After more than a year of coding, building and testing, a team of students from the Astronomy club, the Pennsylvania Junior Academy of Science club and Saint Francis University successfully launched a weather balloon into the upper atmosphere.
“Our weather balloon project was something that we worked on with Saint Francis University over the course of about a year,” sophomore Delaney Beecher said. “We created a CubeSat, which is a type of nanosatellite that can be programmed to collect a variety of scientific data. We programmed our CubeSat to collect atmospheric temperatures and connect to a GPS.”
The balloon rose 72,000 feet into the Earth’s atmosphere to collect data on temperature, altitude and GPS.
“Because of the GPS attached to our CubeSat, we were able to connect it to a software that can track our balloon,” Beecher said. “Using this, we were able to see where it was moving, how fast it was moving, the altitude that it reached was over 72,000 feet, which is over twice as high than the altitude that jets typically reach.”
Students have been working on this project since last school year. The project did not just have students build and code, but they also took field trips to learn more about the balloon launch.
“There were two different collaborations that we had with Saint Francis,” adviser James Krug said. “The first one, Mr. Borst and myself worked with a group of students ever since last school year. We took a couple field trips to the Curry building in downtown Altoona, owned by Saint Francis, and we did some space balloon launch workshops. There, students actually designed a simple payload that went up on an upper atmospheric balloon. That one already took place a couple weeks ago.”
The team faced some challenges while working towards this launch.
“Some conflicts that we faced were with our coding and GPS,” Beecher said. “We ran into some issues with our coding, but we were able to quickly figure it out. Our GPSs were not all that great in quality, so they were not taking the most accurate measurements. Because of this, Saint Francis brought us new GPSs to attach to our CubeSat.”

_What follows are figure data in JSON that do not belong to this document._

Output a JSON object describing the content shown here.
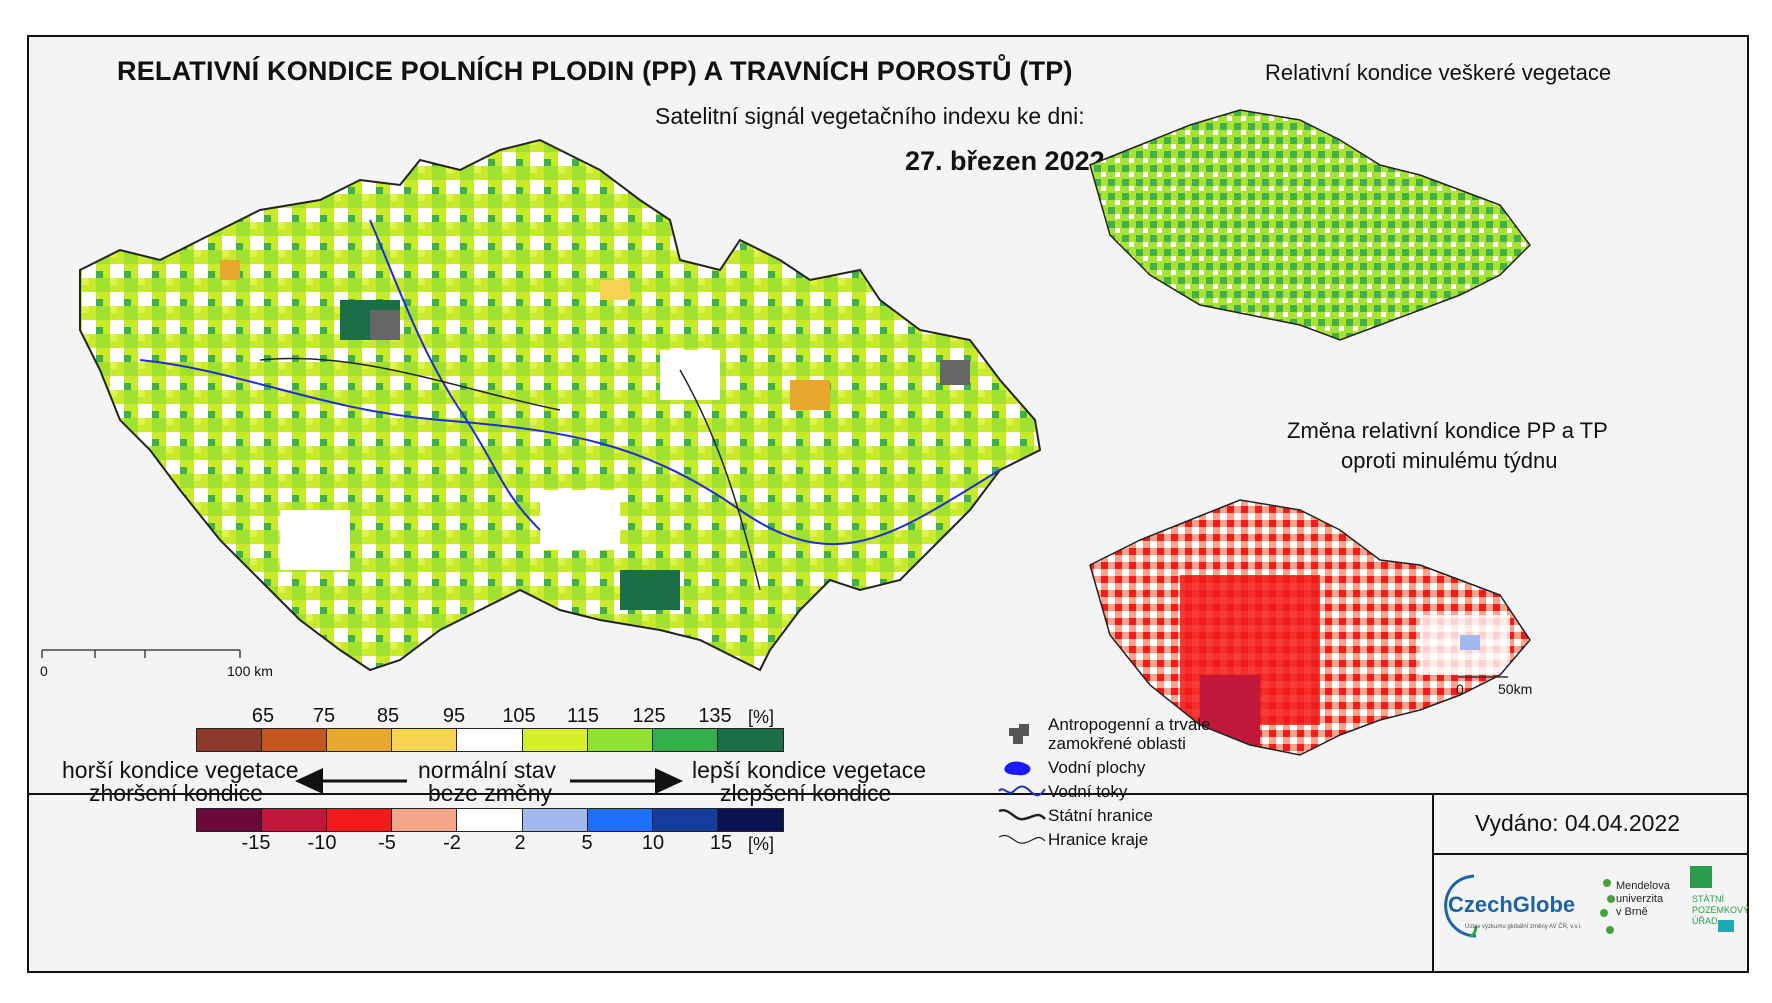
{
  "main": {
    "title": "RELATIVNÍ KONDICE POLNÍCH PLODIN (PP) A TRAVNÍCH POROSTŮ (TP)",
    "subtitle": "Satelitní signál vegetačního indexu ke dni:",
    "date": "27. březen 2022",
    "scale": {
      "zero": "0",
      "end": "100 km"
    }
  },
  "inset_top": {
    "title": "Relativní kondice veškeré vegetace"
  },
  "inset_bottom": {
    "title_line1": "Změna relativní kondice PP a TP",
    "title_line2": "oproti minulému týdnu",
    "scale": {
      "zero": "0",
      "end": "50km"
    }
  },
  "colorbar_top": {
    "ticks": [
      "65",
      "75",
      "85",
      "95",
      "105",
      "115",
      "125",
      "135"
    ],
    "unit": "[%]",
    "colors": [
      "#8c3b2a",
      "#c2561e",
      "#e5a82c",
      "#f6d452",
      "#ffffff",
      "#d5ef2a",
      "#8fe030",
      "#34b04a",
      "#1a6f47"
    ]
  },
  "colorbar_bottom": {
    "ticks": [
      "-15",
      "-10",
      "-5",
      "-2",
      "2",
      "5",
      "10",
      "15"
    ],
    "unit": "[%]",
    "colors": [
      "#6b0a3a",
      "#c0173a",
      "#f21a1a",
      "#f7a48c",
      "#ffffff",
      "#a3b8ef",
      "#1f6fff",
      "#163c9e",
      "#0b1350"
    ]
  },
  "legend_text": {
    "worse_line1": "horší kondice vegetace",
    "worse_line2": "zhoršení kondice",
    "normal_line1": "normální stav",
    "normal_line2": "beze změny",
    "better_line1": "lepší kondice vegetace",
    "better_line2": "zlepšení kondice"
  },
  "map_legend": [
    {
      "icon": "urban-area-icon",
      "label_line1": "Antropogenní a trvale",
      "label_line2": "zamokřené oblasti"
    },
    {
      "icon": "water-body-icon",
      "label_line1": "Vodní plochy"
    },
    {
      "icon": "river-icon",
      "label_line1": "Vodní toky"
    },
    {
      "icon": "state-border-icon",
      "label_line1": "Státní hranice"
    },
    {
      "icon": "region-border-icon",
      "label_line1": "Hranice kraje"
    }
  ],
  "issued": "Vydáno: 04.04.2022",
  "logos": {
    "czechglobe": "CzechGlobe",
    "czechglobe_sub": "Ústav výzkumu globální změny AV ČR, v.v.i.",
    "mendel_line1": "Mendelova",
    "mendel_line2": "univerzita",
    "mendel_line3": "v Brně",
    "spu_line1": "STÁTNÍ",
    "spu_line2": "POZEMKOVÝ",
    "spu_line3": "ÚŘAD"
  }
}
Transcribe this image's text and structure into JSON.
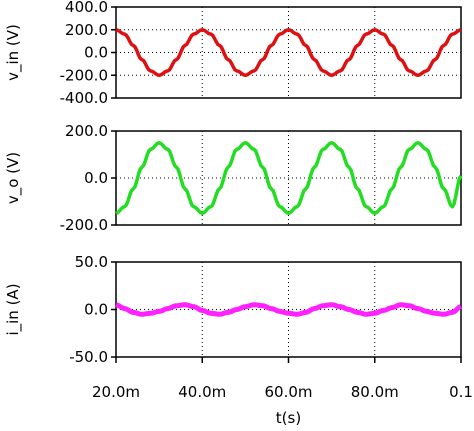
{
  "chart_data": [
    {
      "type": "line",
      "ylabel": "v_in (V)",
      "ylim": [
        -400,
        400
      ],
      "yticks": [
        400,
        200,
        0,
        -200,
        -400
      ],
      "ytick_labels": [
        "400.0",
        "200.0",
        "0.0",
        "-200.0",
        "-400.0"
      ],
      "xlim": [
        0.02,
        0.1
      ],
      "grid": true,
      "series": [
        {
          "color": "#dd1111",
          "x": [
            0.02,
            0.022,
            0.024,
            0.026,
            0.028,
            0.03,
            0.032,
            0.034,
            0.036,
            0.038,
            0.04,
            0.042,
            0.044,
            0.046,
            0.048,
            0.05,
            0.052,
            0.054,
            0.056,
            0.058,
            0.06,
            0.062,
            0.064,
            0.066,
            0.068,
            0.07,
            0.072,
            0.074,
            0.076,
            0.078,
            0.08,
            0.082,
            0.084,
            0.086,
            0.088,
            0.09,
            0.092,
            0.094,
            0.096,
            0.098,
            0.1
          ],
          "y": [
            200,
            162,
            62,
            -62,
            -162,
            -200,
            -162,
            -62,
            62,
            162,
            200,
            162,
            62,
            -62,
            -162,
            -200,
            -162,
            -62,
            62,
            162,
            200,
            162,
            62,
            -62,
            -162,
            -200,
            -162,
            -62,
            62,
            162,
            200,
            162,
            62,
            -62,
            -162,
            -200,
            -162,
            -62,
            62,
            162,
            200
          ]
        }
      ]
    },
    {
      "type": "line",
      "ylabel": "v_o (V)",
      "ylim": [
        -200,
        200
      ],
      "yticks": [
        200,
        0,
        -200
      ],
      "ytick_labels": [
        "200.0",
        "0.0",
        "-200.0"
      ],
      "xlim": [
        0.02,
        0.1
      ],
      "grid": true,
      "series": [
        {
          "color": "#22dd22",
          "x": [
            0.02,
            0.022,
            0.024,
            0.026,
            0.028,
            0.03,
            0.032,
            0.034,
            0.036,
            0.038,
            0.04,
            0.042,
            0.044,
            0.046,
            0.048,
            0.05,
            0.052,
            0.054,
            0.056,
            0.058,
            0.06,
            0.062,
            0.064,
            0.066,
            0.068,
            0.07,
            0.072,
            0.074,
            0.076,
            0.078,
            0.08,
            0.082,
            0.084,
            0.086,
            0.088,
            0.09,
            0.092,
            0.094,
            0.096,
            0.098,
            0.1
          ],
          "y": [
            -150,
            -122,
            -46,
            46,
            122,
            150,
            122,
            46,
            -46,
            -122,
            -150,
            -122,
            -46,
            46,
            122,
            150,
            122,
            46,
            -46,
            -122,
            -150,
            -122,
            -46,
            46,
            122,
            150,
            122,
            46,
            -46,
            -122,
            -150,
            -122,
            -46,
            46,
            122,
            150,
            122,
            46,
            -46,
            -122,
            10
          ]
        }
      ]
    },
    {
      "type": "line",
      "ylabel": "i_in (A)",
      "ylim": [
        -50,
        50
      ],
      "yticks": [
        50,
        0,
        -50
      ],
      "ytick_labels": [
        "50.0",
        "0.0",
        "-50.0"
      ],
      "xlim": [
        0.02,
        0.1
      ],
      "xticks": [
        0.02,
        0.04,
        0.06,
        0.08,
        0.1
      ],
      "xtick_labels": [
        "20.0m",
        "40.0m",
        "60.0m",
        "80.0m",
        "0.1"
      ],
      "xlabel": "t(s)",
      "grid": true,
      "series": [
        {
          "color": "#ff22ff",
          "x": [
            0.02,
            0.022,
            0.024,
            0.026,
            0.028,
            0.03,
            0.032,
            0.034,
            0.036,
            0.038,
            0.04,
            0.042,
            0.044,
            0.046,
            0.048,
            0.05,
            0.052,
            0.054,
            0.056,
            0.058,
            0.06,
            0.062,
            0.064,
            0.066,
            0.068,
            0.07,
            0.072,
            0.074,
            0.076,
            0.078,
            0.08,
            0.082,
            0.084,
            0.086,
            0.088,
            0.09,
            0.092,
            0.094,
            0.096,
            0.098,
            0.1
          ],
          "y": [
            5,
            1,
            -3,
            -5,
            -4,
            -2,
            1,
            4,
            5,
            3,
            -1,
            -4,
            -5,
            -3,
            0,
            3,
            5,
            4,
            1,
            -2,
            -4,
            -5,
            -3,
            1,
            4,
            5,
            3,
            0,
            -3,
            -5,
            -4,
            -1,
            2,
            5,
            4,
            1,
            -2,
            -4,
            -5,
            -3,
            3
          ]
        }
      ]
    }
  ]
}
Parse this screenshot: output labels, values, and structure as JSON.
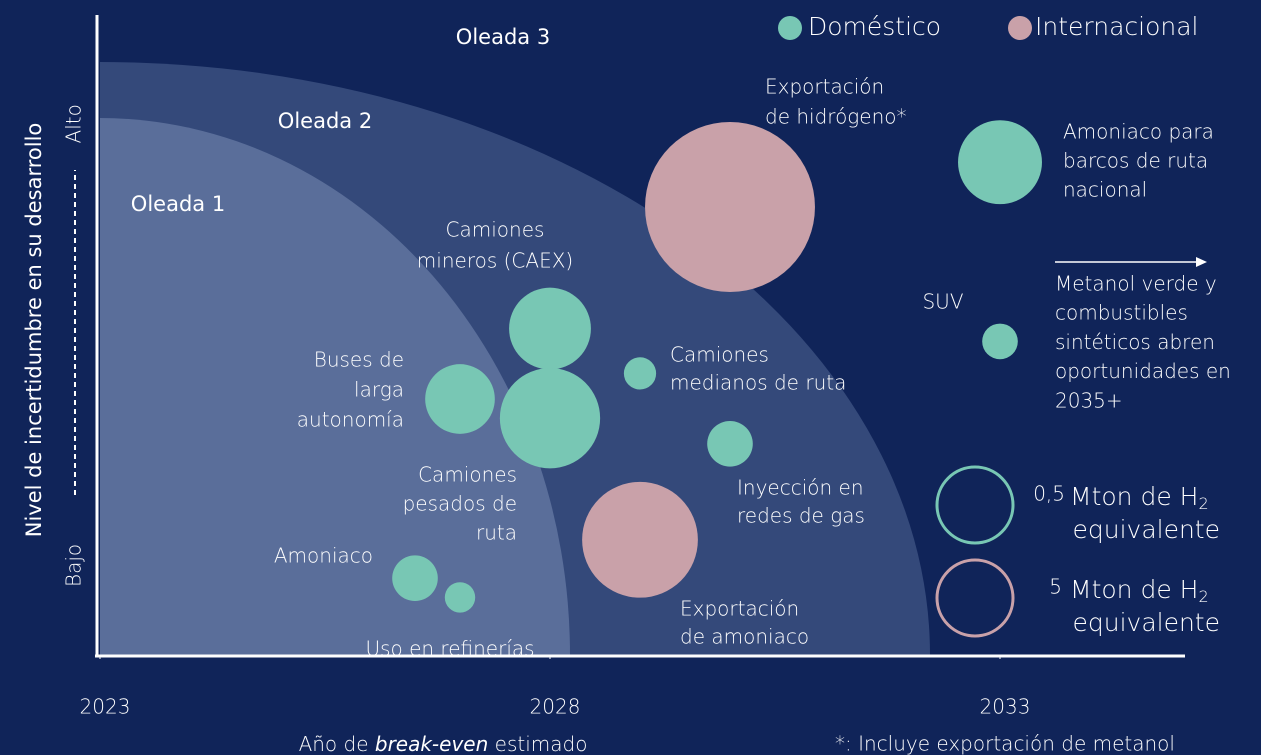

“The biggest challenges for us were probably dealing with the coding for the computer,” senior Camille Krug said. “Wiring the computer was pretty easy, but doing the code was a challenge as we kept getting errors.”
One of the big issues was finding time for the teams to meet and work on the projects.
“I’d say the biggest obstacle is that Saint Francis wants the best of the best for students, and we absolutely provided that for both the teams,” J. Krug said. “Our CubeSat team in particular, were absolute dream teams. We had some of the top students in the junior and senior classes. But the trade off that sometimes a university, like Saint Francis, doesn’t understand is that all of these kids are the top students, but they also are so heavily involved in other projects. One of the challenges that Mr. Borst and I are trying to relay to Saint Francis, your students live there 24/7, they can do this research. Our students are very tightly scheduled, they have a lot of activities. So one of the biggest challenges is trying to find time that all the high school students can meet. The opportunities to meet and collaborate aren’t quite the same.”
The launch of the balloon took place very early in the morning. A small group of students met Saint Francis’s team at Indiana, Pa. to prepare for the launch.
“Launch day was very exciting,” Beecher said. “We left the school at 4 a.m. to prepare to meet with Saint Francis for our launch. After a long drive, we arrived in Indiana. We started bringing out the materials to set up, and then got to work. We wanted to launch it quickly, but without damaging anything. The balloon was extremely large, and it was made out of a very thin latex material, making it extremely fragile. After inflating and assembling, we gently lifted it up to launch.”
The balloon was in the Earth’s atmosphere for about an hour and a half before it started to descend.

“They gained mathematics and collaboration skills,” J. Krug said. “I think the biggest thing was seeing how projects and research are done at the collegiate level. This is more wide open, like in our cube satellites projects we’re working on, we’ve been visited three times now by an MIT professor named Dr. Jerry Mendenhall. He’s a Saint Francis alumni and he’s working with us on the projects. Our teams are divided into student programming teams, structural engineering teams, camera teams and social media teams. I think it’s also a good experience for students seeing how research is actually undertaken at both the college and professional level.”
Along with working on the weather balloon, the team has also been working on a second project.
“The second project is a collaboration with Saint Francis University and MIT,” J. Krug said. “It is a payload going up on a NASA mission in December of 2027. Our group is in charge of the aurora imaging that is supposed to snap faint pictures of auroras, which are light based phenomena in the upper atmosphere of Earth.”
This poses an exciting opportunity for several students, including Beecher.
“I think that the most exciting part for me personally was preparing for the launch,” Beecher said. “I was very excited to see the whole project and process come together to put this balloon up, and at the end, I got the opportunity to actually release the balloon.”